U.S. Sentencing Guidelines Manual § 4B1.1(a) (2018). In United States v. Whitley, 737 F. App'x 147 (4th Cir. 2018), we held that Whitley’s prior 21 U.S.C. § 846 drug conspiracy convictions were not “controlled substance offenses” because a § 846 conspiracy does not require an overt act, and he accordingly lacked the two predicate felony convictions necessary to be a career offender. Id. at 149. Relying on Whitley, Davis contends that his offense of conviction—the § 846 drug conspiracy—was similarly not a “controlled substance offense,” and counsel was ineffective for failing to challenge his career offender status on this basis.
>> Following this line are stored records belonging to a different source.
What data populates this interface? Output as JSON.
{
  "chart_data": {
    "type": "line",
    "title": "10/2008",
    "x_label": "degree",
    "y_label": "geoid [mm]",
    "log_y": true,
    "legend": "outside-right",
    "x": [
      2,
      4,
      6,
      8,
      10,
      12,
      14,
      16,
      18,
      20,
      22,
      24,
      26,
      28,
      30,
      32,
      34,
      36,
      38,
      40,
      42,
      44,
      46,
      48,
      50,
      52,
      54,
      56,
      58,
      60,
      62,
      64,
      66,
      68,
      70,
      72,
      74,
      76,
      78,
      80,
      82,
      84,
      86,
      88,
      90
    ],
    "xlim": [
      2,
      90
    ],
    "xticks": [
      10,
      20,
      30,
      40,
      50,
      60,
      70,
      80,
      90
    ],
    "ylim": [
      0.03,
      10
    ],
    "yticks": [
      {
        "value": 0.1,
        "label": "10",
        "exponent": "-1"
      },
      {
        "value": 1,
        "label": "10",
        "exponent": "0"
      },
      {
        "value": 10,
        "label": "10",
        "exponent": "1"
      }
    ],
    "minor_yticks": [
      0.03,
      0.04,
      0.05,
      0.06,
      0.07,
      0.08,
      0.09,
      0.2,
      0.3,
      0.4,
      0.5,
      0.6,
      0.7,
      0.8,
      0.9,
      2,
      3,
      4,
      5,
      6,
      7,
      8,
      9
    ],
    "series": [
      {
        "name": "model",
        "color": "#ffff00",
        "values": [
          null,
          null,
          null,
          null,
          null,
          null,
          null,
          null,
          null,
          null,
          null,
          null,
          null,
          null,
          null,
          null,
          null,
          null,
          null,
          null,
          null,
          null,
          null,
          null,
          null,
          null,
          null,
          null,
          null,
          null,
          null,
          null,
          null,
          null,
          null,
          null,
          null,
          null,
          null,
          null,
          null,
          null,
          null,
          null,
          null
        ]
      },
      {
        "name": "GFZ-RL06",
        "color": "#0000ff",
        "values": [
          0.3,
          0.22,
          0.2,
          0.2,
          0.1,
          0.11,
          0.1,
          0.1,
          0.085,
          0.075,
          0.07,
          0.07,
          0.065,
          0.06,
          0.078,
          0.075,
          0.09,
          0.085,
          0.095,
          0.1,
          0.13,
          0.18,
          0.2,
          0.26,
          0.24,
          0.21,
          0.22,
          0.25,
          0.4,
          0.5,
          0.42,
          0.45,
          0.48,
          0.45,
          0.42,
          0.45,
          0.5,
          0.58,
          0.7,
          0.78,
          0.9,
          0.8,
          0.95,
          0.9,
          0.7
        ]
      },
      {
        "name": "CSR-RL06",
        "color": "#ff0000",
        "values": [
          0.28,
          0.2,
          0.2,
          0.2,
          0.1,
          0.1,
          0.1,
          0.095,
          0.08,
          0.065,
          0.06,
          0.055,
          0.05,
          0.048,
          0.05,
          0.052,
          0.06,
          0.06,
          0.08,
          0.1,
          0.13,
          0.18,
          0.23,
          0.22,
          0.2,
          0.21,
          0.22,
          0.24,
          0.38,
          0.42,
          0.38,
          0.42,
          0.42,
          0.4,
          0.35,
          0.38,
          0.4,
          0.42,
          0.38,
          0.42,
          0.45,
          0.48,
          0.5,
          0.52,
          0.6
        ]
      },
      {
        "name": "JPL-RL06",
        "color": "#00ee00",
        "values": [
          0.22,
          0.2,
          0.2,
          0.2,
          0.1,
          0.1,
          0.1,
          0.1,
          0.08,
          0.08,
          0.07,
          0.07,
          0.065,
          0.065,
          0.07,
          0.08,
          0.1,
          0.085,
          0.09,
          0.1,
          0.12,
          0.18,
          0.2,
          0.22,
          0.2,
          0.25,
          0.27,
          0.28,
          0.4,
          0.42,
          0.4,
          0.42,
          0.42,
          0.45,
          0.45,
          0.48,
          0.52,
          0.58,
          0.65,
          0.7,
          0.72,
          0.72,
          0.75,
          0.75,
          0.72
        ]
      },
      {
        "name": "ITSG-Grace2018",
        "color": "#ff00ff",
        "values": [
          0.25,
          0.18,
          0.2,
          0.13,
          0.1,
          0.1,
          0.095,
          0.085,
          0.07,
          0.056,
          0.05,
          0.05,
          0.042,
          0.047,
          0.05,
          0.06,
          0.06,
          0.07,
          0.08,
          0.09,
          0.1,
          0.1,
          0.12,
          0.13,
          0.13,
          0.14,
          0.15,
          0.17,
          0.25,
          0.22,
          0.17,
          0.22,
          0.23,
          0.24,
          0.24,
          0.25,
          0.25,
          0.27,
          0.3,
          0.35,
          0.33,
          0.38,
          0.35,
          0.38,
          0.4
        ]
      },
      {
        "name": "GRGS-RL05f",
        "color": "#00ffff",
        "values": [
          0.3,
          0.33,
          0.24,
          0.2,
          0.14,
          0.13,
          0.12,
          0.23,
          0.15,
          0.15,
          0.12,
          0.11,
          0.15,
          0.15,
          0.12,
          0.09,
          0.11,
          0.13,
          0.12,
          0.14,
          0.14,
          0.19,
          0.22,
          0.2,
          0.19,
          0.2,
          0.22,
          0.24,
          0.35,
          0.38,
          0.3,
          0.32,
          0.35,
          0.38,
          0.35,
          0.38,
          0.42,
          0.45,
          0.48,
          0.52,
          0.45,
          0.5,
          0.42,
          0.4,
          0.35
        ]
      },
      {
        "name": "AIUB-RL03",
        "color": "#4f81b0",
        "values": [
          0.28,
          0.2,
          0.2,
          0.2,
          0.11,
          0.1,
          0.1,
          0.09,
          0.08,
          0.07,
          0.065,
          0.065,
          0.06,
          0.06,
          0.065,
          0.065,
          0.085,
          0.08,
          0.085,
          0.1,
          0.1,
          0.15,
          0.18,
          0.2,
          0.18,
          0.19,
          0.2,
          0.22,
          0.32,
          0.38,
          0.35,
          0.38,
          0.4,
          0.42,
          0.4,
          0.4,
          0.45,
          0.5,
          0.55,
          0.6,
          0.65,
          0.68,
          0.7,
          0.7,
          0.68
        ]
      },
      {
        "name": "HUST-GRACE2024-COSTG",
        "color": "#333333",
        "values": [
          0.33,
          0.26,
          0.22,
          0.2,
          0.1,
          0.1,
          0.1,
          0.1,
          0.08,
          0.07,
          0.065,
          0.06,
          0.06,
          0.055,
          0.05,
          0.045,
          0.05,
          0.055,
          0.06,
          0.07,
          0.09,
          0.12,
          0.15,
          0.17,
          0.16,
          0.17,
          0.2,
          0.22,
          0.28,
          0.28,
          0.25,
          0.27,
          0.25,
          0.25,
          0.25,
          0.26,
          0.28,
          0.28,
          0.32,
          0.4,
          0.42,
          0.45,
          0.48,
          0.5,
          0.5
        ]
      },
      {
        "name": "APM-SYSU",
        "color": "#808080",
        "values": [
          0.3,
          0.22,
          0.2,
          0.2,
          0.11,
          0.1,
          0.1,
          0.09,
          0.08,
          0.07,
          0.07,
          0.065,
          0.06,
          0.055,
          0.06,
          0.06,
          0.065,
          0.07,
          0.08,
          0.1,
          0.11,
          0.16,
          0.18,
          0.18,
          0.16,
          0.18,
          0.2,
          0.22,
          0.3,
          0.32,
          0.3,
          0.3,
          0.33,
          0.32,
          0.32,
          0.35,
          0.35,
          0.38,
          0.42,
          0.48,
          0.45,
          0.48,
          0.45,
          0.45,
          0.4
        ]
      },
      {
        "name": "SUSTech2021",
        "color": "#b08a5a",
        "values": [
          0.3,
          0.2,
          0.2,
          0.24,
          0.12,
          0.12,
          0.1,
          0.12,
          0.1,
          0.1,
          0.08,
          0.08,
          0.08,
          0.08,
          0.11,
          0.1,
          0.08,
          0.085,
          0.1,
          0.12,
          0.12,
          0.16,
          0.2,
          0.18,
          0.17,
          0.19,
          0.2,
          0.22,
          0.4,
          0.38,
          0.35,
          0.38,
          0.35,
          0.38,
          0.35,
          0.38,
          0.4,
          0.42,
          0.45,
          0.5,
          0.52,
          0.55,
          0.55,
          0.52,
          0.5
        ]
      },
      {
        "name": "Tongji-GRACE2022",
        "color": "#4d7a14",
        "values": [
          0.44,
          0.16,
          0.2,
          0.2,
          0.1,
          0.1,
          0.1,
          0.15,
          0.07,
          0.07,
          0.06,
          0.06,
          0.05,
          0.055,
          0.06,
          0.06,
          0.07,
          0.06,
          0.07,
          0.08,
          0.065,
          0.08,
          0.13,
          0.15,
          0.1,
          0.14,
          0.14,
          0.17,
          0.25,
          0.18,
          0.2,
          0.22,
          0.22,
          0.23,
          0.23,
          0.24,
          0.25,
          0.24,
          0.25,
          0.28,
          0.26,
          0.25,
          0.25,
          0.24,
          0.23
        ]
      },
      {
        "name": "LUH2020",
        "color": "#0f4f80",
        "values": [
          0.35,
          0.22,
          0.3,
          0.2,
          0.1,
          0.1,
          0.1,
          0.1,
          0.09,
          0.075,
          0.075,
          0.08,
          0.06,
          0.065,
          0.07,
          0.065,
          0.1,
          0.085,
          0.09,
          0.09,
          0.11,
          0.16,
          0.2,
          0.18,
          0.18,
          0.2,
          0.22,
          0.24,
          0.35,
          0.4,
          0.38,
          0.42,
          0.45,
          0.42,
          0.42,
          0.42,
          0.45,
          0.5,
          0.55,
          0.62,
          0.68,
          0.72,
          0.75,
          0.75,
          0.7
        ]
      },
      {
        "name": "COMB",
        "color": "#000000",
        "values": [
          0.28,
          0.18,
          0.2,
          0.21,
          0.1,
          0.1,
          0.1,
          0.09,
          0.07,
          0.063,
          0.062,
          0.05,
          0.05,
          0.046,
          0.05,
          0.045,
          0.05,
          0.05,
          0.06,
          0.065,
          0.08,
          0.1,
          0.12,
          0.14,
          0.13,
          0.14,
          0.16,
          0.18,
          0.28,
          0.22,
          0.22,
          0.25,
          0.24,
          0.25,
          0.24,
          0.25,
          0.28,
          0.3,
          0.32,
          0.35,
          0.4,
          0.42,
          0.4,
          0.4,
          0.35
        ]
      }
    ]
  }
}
“A lawyer does not perform deficiently by failing to raise novel arguments that are unsupported by then-existing precedent․ Nor [is counsel ineffective for] failing to anticipate changes in the law, or to argue for an extension of precedent.” United States v. Morris, 917 F.3d 818, 823 (4th Cir. 2019). Davis was sentenced prior to the issuance of our unpublished Whitley decision. Moreover, several of our published decisions have ruled that a § 846 drug conspiracy qualifies as a controlled substance offense for career offender purposes. United States v. Kennedy, 32 F.3d 876, 888 (4th Cir. 1994); see also United States v. Brandon, 363 F.3d 341, 345 (4th Cir. 2004); United States v. Walton, 56 F.3d 551, 555 (4th Cir. 1995).

For those reasons, we are satisfied that ineffective assistance of counsel does not conclusively appear on the face of the record. See United States v. Benton, 523 F.3d 424, 435 (4th Cir. 2008). Davis should thus raise his claim, if at all, in a § 2255 motion filed in the district court. See Galloway, 749 F.3d at 241. We therefore affirm. The government’s motion for summary affirmance is denied. We dispense with oral argument because the facts and legal contentions are adequately presented in the materials before the court and argument would not aid the decisional process.



Affirmed by unpublished per curiam opinion. Unpublished opinions are not binding precedent in this circuit.